Aber die ganze Geschichte ist da wieder sage ich jetzt noch mal
dem Kaiser von Österreich vorgetragen worden, und der hat gesagt:
jetzt ist Ruhe.
Ralph
Ja kurz zusammengefasst: jemand aus Waldsassen hat einen
Egerländer umgebracht also Egerländer, der gehört zur Stadt Eger
sozusagen, und hat dann diesen Egerländer, ja genau diesen
Egerländer auf Waldsassenr Gebiet begraben. Das fanden die
Egerländer aber nicht so toll und haben dann ihrerseits
Lukas
Aber die Tatsache, dass der Waldsassener den Egerländer
umgebracht hat…
Ralph
Das war auch schon nicht toll. Und dann war es eben so, dass die
Egerländer dann ihrerseits Geiseln genommen haben. Leute, die
sich zu dem Zeitpunkt Egerland sozusagen aufgehalten haben, aber
aus Waldsassen stammen und gesagt haben So, ihr gebt jetzt da
diesen Leichnam raus, sonst geben wir die Geiseln nicht
frei.
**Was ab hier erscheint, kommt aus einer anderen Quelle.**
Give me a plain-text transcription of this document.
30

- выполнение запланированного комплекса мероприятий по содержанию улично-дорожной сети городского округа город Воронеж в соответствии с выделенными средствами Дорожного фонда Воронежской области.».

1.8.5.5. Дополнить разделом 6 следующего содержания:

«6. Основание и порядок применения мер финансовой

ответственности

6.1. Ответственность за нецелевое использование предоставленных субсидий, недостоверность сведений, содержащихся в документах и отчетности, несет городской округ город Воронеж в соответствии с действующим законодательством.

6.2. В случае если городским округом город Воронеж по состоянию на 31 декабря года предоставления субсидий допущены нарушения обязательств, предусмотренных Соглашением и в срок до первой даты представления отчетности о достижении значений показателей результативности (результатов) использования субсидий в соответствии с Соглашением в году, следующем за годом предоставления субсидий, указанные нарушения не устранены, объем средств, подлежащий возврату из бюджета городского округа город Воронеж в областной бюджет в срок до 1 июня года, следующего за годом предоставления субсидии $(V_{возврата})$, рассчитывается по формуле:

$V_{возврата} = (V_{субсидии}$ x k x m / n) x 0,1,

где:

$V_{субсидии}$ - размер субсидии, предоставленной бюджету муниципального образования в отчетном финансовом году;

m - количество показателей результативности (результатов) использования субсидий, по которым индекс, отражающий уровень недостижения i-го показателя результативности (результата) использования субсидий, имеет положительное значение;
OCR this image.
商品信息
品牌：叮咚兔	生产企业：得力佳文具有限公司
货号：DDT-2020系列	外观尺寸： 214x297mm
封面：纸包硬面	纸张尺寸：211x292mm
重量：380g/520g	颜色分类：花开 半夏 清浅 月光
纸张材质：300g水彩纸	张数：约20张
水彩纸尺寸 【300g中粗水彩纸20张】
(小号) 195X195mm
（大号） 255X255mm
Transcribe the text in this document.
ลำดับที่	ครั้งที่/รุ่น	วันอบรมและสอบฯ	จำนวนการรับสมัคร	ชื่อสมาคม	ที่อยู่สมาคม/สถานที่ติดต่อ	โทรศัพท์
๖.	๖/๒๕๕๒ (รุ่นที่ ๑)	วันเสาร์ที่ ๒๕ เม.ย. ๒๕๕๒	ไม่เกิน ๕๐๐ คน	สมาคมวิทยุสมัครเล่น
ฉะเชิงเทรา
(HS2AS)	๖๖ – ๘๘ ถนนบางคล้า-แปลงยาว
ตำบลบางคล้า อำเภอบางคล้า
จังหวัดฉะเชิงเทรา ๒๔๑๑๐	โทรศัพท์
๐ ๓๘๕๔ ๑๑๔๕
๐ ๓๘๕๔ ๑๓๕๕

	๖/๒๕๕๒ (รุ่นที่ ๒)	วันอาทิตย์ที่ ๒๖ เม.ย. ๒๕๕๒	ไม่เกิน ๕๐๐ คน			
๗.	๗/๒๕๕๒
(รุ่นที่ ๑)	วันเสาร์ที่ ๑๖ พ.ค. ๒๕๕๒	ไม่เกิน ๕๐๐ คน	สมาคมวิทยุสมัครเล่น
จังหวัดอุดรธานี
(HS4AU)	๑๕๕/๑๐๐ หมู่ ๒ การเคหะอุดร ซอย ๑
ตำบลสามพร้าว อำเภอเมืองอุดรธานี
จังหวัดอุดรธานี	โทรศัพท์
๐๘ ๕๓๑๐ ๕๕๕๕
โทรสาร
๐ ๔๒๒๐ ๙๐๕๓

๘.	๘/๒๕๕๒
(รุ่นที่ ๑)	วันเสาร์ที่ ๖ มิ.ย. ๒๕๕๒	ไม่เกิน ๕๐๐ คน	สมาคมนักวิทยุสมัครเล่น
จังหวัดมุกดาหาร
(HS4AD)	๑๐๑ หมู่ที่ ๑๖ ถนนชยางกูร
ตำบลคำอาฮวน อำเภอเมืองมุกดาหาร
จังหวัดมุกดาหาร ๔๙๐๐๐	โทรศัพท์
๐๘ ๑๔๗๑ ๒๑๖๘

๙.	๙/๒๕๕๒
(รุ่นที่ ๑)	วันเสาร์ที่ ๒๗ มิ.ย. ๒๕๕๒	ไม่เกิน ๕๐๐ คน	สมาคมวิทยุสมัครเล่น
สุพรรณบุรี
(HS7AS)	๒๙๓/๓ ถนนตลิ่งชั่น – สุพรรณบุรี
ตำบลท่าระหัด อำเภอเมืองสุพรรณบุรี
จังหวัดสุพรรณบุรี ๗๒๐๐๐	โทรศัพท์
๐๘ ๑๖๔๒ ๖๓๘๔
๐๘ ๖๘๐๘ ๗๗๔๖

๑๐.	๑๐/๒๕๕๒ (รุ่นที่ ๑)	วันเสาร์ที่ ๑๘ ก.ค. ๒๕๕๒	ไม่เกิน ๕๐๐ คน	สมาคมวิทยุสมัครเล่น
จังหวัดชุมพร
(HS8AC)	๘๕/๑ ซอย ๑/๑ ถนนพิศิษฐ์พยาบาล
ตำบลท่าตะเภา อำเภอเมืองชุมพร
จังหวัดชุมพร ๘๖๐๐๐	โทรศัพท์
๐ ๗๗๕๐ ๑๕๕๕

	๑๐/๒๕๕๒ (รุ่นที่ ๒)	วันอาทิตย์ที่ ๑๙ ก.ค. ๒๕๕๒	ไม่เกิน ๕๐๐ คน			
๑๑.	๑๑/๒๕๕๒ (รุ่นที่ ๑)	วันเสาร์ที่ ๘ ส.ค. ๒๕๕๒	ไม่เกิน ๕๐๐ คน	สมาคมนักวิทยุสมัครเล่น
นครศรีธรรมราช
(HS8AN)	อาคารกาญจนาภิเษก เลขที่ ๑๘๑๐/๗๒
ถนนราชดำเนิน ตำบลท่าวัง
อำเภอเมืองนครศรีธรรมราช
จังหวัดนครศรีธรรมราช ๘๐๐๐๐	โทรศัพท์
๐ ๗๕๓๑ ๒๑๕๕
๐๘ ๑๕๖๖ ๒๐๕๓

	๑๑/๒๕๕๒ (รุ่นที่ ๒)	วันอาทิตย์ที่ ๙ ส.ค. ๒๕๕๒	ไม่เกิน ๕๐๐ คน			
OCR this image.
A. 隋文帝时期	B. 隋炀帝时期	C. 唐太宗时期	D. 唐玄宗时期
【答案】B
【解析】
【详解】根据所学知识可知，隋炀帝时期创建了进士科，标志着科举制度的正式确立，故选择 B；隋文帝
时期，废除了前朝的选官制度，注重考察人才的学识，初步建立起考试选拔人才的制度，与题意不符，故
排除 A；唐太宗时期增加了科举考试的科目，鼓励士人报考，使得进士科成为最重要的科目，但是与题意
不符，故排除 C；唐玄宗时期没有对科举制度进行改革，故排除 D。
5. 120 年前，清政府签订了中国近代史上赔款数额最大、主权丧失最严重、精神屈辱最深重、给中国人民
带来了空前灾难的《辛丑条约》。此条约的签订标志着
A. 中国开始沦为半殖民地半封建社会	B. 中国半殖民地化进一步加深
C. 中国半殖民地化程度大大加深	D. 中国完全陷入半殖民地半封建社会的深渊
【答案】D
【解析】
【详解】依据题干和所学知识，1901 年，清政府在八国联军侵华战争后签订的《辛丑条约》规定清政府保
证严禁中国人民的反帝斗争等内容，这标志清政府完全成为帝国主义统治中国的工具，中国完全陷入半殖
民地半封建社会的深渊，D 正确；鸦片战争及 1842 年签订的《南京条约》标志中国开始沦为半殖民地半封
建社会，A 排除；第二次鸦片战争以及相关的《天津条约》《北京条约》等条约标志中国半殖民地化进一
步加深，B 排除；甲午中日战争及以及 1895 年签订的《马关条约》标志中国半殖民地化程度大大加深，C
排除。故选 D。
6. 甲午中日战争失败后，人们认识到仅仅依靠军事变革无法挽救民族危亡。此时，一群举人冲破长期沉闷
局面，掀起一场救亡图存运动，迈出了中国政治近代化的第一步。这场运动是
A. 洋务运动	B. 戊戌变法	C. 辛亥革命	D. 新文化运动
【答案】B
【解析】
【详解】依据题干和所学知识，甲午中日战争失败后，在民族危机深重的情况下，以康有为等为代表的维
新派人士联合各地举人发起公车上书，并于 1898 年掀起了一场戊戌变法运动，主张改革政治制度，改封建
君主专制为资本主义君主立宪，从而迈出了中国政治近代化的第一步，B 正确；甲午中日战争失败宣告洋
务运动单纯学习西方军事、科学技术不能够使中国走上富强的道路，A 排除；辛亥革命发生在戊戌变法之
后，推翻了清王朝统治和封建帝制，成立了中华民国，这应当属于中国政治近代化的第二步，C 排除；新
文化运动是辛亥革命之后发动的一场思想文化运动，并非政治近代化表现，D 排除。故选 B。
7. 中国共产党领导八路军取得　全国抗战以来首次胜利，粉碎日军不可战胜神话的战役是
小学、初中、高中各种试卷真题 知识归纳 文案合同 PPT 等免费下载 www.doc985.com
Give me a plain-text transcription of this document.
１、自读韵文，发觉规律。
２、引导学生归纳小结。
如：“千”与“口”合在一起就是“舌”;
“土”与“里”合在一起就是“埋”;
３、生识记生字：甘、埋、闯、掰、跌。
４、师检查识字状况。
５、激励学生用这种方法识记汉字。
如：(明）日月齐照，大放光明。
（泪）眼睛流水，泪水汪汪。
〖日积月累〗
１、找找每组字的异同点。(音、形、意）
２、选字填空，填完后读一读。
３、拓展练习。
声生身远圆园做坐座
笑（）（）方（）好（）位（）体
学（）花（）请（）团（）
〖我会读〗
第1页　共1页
Dann gab es halt diesen Austausch und das Problem hat dann
auch der österreichische Kaiser mitbekommen und hat gesagt Ich
will jetzt endlich eine Lösung für finden, damit es nicht ständig
diese Streitereien auf diesem Gebiet gibt. Und dann hat er 1591
einen Vertrag aufgesetzt und in diesem Vertrag stand, dass sich
jedes Jahr die Gerichtsbarkeit in dem Gebiet abwechseln sollte,
also die hohe Gerichtsbarkeit, das heißt jedes, also auch nicht
so zum 1. Januar oder was, sondern jeden Sommer hat jemand in
Neualbenreuth verkündet, wer ab jetzt die Gerichtsbarkeit für ein
Jahr innehat, also das Stift Waldsassen oder die Stadt Eger
und wer eine Tat während des Waldsassener
Jahres begangen hat, der ist dann auch von Waldsassen
verurteilt worden und umgekehrt. Also auch wenn es
jetzt ins nächste Jahr rüber gereicht hätte oder so.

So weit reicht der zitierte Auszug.